Wulff zeigte sich in seiner Rücktrittserklärung überzeugt, dass die anstehende rechtliche Klärung der Vorwürfe "zu einer vollständigen Entlastung führen wird". Er habe sich in seinen Ämtern "stets rechtlich korrekt verhalten", versicherte er. "Ich habe Fehler gemacht, aber ich war aufrichtig." Kritik übte Wulff an den Medien: "Die Berichterstattungen, die wir in den vergangenen Monaten erlebt haben, haben meine Frau und mich verletzt."

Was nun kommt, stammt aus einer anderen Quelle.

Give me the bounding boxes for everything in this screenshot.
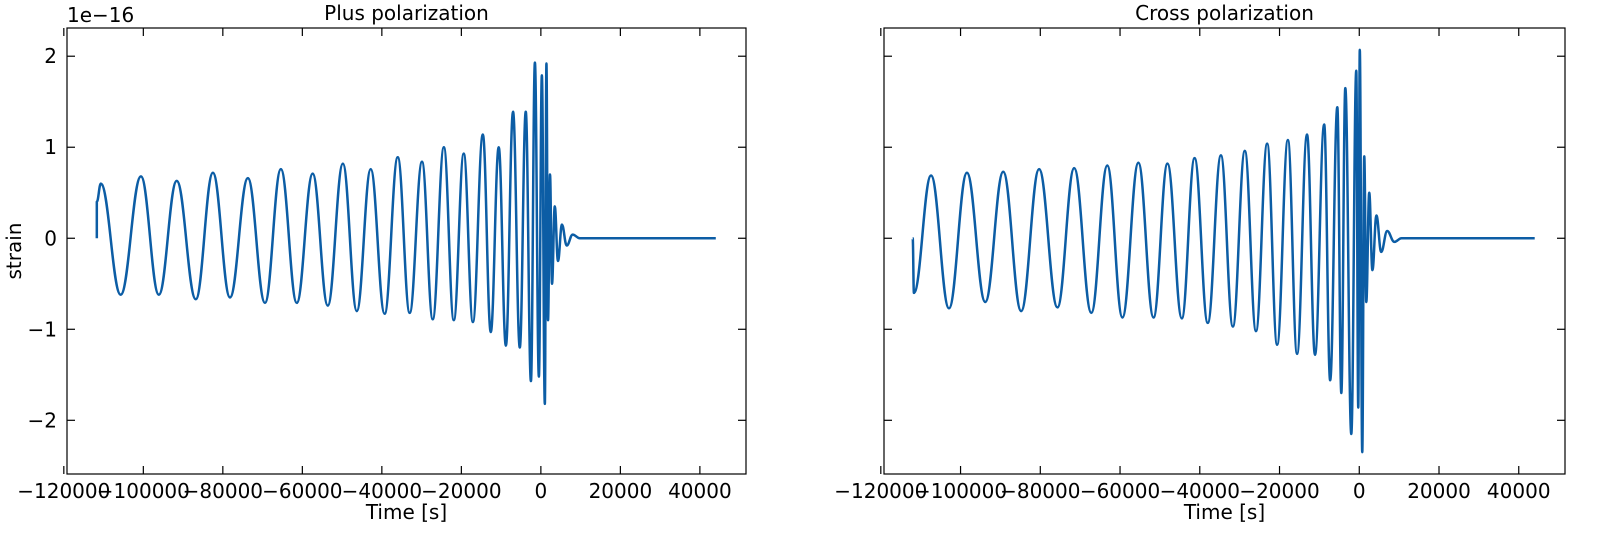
x-axis-label: Time [s]: [1183, 500, 1265, 524]
y-tick-label: −2: [28, 408, 57, 432]
y-axis-label: strain: [2, 223, 26, 280]
x-tick-label: 40000: [668, 479, 732, 503]
y-tick-label: 1: [44, 135, 57, 159]
panel-title: Cross polarization: [1135, 1, 1314, 25]
x-tick-label: 20000: [589, 479, 653, 503]
x-tick-label: −60000: [1080, 479, 1160, 503]
y-tick-label: −1: [28, 317, 57, 341]
x-tick-label: 0: [1353, 479, 1366, 503]
x-tick-label: −100000: [97, 479, 190, 503]
x-tick-label: −100000: [914, 479, 1007, 503]
x-tick-label: −60000: [262, 479, 342, 503]
x-tick-label: −120000: [834, 479, 927, 503]
x-tick-label: −20000: [421, 479, 501, 503]
x-tick-label: −80000: [183, 479, 263, 503]
y-offset-label: 1e−16: [67, 3, 134, 27]
x-tick-label: 40000: [1487, 479, 1551, 503]
x-tick-label: 20000: [1407, 479, 1471, 503]
waveform: [95, 61, 716, 406]
x-tick-label: −120000: [17, 479, 110, 503]
y-tick-label: 2: [44, 44, 57, 68]
waveform: [911, 48, 1535, 454]
x-tick-label: −80000: [1000, 479, 1080, 503]
x-tick-label: −40000: [342, 479, 422, 503]
x-axis-label: Time [s]: [365, 500, 447, 524]
plot-frame: [883, 27, 1566, 475]
x-tick-label: −40000: [1160, 479, 1240, 503]
y-tick-label: 0: [44, 226, 57, 250]
panel-title: Plus polarization: [324, 1, 489, 25]
plot-frame: [66, 27, 747, 475]
x-tick-label: −20000: [1239, 479, 1319, 503]
x-tick-label: 0: [535, 479, 548, 503]
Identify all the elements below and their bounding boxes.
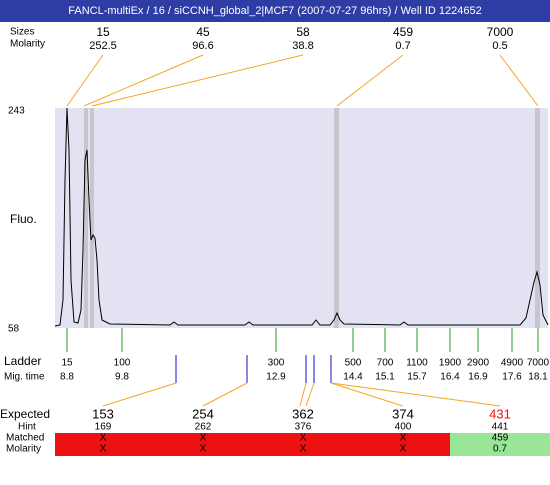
hint-size: 262 [195,422,212,433]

Nach Wulffs Rücktritt übernahm Bayerns Ministerpräsident Horst Seehofer (CSU) in seiner Eigenschaft als Präsident des Bundesrats die Amtsbefugnisse des Bundespräsidenten. Die im Grundgesetz vorgesehene Vertretungsregelung gilt so lange, bis ein neuer Präsident sein Amt angetreten hat. Um diesen zu wählen, muss binnen 30 Tagen die Bundesversammlung zusammentreten. Nach Angaben von Wulff wird Merkel an seiner Stelle die Rede auf der Gedenkveranstaltung für die Opfer rechtsextremer Gewalt am kommenden Donnerstag halten.

Wulff ist innerhalb von zwei Jahren bereits der zweite Bundespräsident, der vorzeitig das Amt verlässt. Vorgänger Horst Köhler hatte im Mai 2010 überraschend seinen Rücktritt erklärt, nachdem er mit Äußerungen zum Afghanistan-Einsatz eine Diskussion ausgelöst hatte. Strittig ist nun, ob Wulff wie die vier anderen lebenden Ex-Präsidenten künftig einen "Ehrensold" in Höhe von annähernd 200.000 Euro pro Jahr bekommt.

Die Familie Wulff hatte am Nachmittag bereits Schloss Bellevue verlassen. Am Abend kehrten sie in ihr Eigenheim in Großburgwedel bei Hannover zurück. Bis zu seiner Wahl zum Bundespräsidenten hatte das Ehepaar dort seinen ersten Wohnsitz.